El arco histórico de Los muros invisibles va desde fines de siglo XIX, cuando unas décadas después de la Guerra del Pacífico empezó en Lima un proceso de renovación urbana, hasta inicios de la década de 1970, cuando se quiebran los límites de ese proceso y el orden oligárquico llega a su fin. Decía en un pasaje de este prólogo que, a lo largo de casi todo el siglo XX, la novela ha tenido un lugar de respeto y privilegio en el campo de la cultura: fue el género en el que se forjaron las imágenes y visiones más influyentes sobre la vida peruana. Esa afirmación, sin embargo, no parece regir ya.
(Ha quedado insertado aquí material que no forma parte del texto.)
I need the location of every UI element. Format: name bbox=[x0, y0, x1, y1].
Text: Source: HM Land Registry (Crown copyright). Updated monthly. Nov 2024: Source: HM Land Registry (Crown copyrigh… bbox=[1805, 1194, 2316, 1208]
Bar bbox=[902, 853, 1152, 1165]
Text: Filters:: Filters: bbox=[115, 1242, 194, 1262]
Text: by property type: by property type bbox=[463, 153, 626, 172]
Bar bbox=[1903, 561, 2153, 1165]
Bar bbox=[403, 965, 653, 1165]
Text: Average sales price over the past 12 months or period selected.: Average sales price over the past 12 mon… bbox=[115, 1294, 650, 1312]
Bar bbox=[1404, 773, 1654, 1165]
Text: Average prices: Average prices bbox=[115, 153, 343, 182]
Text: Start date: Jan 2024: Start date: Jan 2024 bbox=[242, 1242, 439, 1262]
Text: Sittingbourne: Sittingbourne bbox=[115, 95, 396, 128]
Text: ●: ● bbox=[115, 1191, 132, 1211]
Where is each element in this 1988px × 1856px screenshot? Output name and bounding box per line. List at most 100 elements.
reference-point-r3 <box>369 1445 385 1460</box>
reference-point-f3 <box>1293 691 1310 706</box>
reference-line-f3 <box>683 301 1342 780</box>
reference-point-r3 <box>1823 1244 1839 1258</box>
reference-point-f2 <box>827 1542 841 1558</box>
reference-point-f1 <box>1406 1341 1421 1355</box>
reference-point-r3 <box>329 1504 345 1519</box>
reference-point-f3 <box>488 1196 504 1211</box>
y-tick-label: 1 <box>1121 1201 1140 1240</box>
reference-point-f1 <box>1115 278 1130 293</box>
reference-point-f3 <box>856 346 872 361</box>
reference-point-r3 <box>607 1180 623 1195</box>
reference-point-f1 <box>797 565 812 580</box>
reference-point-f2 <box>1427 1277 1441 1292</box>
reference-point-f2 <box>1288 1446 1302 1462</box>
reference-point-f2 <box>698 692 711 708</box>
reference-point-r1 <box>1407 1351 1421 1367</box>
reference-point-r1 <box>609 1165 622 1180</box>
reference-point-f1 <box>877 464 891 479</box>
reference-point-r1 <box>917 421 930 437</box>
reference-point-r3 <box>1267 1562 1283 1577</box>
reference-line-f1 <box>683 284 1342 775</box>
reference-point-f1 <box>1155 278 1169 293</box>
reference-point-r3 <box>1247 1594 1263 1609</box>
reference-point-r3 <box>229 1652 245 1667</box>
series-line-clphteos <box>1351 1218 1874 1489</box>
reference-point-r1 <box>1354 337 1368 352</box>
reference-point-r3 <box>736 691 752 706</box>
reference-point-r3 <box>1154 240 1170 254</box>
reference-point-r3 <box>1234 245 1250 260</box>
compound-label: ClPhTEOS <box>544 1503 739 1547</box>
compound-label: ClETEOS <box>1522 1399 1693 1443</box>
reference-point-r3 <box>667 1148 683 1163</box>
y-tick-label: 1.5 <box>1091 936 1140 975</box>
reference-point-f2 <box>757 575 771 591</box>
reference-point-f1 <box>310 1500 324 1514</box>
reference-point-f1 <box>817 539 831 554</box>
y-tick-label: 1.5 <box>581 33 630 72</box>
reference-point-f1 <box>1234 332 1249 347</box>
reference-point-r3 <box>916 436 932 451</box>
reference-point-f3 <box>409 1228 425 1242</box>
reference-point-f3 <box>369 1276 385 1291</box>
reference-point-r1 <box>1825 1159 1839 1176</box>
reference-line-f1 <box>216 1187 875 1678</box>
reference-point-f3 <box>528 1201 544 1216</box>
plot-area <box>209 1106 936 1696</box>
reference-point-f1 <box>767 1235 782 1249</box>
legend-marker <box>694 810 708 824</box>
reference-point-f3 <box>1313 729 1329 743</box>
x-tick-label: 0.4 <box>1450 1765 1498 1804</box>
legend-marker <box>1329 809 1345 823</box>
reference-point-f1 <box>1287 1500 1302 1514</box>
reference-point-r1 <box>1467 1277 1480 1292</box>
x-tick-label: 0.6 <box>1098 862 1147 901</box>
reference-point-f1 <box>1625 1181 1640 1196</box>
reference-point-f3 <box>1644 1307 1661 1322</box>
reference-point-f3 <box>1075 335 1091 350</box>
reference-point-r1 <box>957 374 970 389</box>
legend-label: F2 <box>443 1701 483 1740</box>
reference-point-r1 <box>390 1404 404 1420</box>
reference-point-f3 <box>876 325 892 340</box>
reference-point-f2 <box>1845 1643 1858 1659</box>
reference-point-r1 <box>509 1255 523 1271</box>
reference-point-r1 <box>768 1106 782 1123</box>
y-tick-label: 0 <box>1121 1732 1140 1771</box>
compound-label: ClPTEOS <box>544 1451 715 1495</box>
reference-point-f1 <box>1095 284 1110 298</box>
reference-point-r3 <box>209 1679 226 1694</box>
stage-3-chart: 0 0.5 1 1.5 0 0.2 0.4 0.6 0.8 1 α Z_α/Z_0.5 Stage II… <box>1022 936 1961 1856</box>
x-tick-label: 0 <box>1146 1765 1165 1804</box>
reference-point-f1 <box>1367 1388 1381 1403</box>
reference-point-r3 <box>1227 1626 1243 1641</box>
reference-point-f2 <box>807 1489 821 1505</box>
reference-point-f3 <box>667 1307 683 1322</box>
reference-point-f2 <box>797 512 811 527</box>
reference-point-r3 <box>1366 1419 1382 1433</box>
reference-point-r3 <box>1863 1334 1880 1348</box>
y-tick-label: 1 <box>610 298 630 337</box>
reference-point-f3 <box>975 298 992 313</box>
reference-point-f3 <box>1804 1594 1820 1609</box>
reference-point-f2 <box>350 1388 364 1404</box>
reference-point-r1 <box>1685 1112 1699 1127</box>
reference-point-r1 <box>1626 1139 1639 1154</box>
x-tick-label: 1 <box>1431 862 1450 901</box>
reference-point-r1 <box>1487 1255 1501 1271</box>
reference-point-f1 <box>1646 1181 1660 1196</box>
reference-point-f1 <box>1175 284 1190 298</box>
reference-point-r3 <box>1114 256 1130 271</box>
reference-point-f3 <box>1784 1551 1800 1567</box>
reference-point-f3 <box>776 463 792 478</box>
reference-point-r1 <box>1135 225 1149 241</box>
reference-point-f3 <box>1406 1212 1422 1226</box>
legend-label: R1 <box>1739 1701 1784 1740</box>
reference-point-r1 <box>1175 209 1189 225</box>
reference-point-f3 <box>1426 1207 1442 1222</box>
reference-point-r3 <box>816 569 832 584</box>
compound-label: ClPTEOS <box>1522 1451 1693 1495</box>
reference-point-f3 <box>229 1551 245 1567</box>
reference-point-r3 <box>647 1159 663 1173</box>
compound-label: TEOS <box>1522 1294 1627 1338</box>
En lo que atañe a la representación de Lima y la experiencia urbana, no faltan novelas cuya acción transcurre en la capital, pero me atrevo a decir que en la mayoría de los casos la ciudad no aparece en ellas como un problema: está presente, pero no es una presencia. En las últimas décadas, Lima ha tenido más fortuna con otro medio, el cine, y con una forma dramática, la ficción cinematográfica. Una reunión de cuatro cortos, Cuentos inmorales (1978), dirigida por Francisco Lombardi, Augusto Tamayo, José Carlos Huayhuaca y José Luis Flores Guerra, fue un intento convincente de convocar a un público limeño que podía reconocer con facilidad locaciones y tipos humanos. Unos años más tarde, Gregorio (1984), del grupo Chaski, se centró con un estilo influido por el cinema pobre de las décadas de 1960 y 1970 en la lucha por la supervivencia de un niño de la calle. Con el paso de los años, se ha formado ya un importante repertorio de cintas que proponen, desde poéticas y estilos distintos, versiones de la existencia en la Lima contemporánea y desbordada. Pienso en, por ejemplo, Días de Santiago (2004), de Josué Méndez; La teta asustada (2009), de Claudia Llosa; Paraíso (2009), de Héctor Gálvez; Octubre (2010) y El mudo (2013), de los hermanos Diego y Daniel Vega; o El evangelio de la carne (2013), de Eduardo Mendoza, entre otras. Ese corpus, creo, es más representativo y versátil que su contraparte en la narrativa de ficción, aunque no olvido textos valiosos como Al final de la calle (1993), de Oscar Malca, o Grandes miradas (2003), de Alonso Cueto, para citar apenas dos títulos.

No afirmo con lo anterior que el cine haya desplazado a la literatura como medio principal de representación artística en el Perú. Tampoco sostengo que la única función de las obras de arte sea la de intervenir en la vida pública mediante visiones críticas de la realidad social. Los textos que analizo en Los muros invisibles admiten otras lecturas, pero en el libro me propuse reflexionar sobre el modo en que la novela, a lo largo de la mayor parte del siglo XX, había contribuido a perfilar, definir y formular tanto la imagen de Lima como la experiencia (o, mejor dicho, las variedades de la experiencia) urbana en tiempos de modernización y cambio. Leídas en conjunto y situadas en la historia social peruana, las siete novelas que discuto en Los muros invisibles trazan una trayectoria cuyo sentido y cauce depende de las maneras de entender la problemática de la modernidad en un país como el nuestro. Como es notorio, esa problemática no se ha agotado ni está resuelta. Por ello pienso que la reedición de este libro, que quiso y quiere ser parte de un diálogo mayor, se justifica.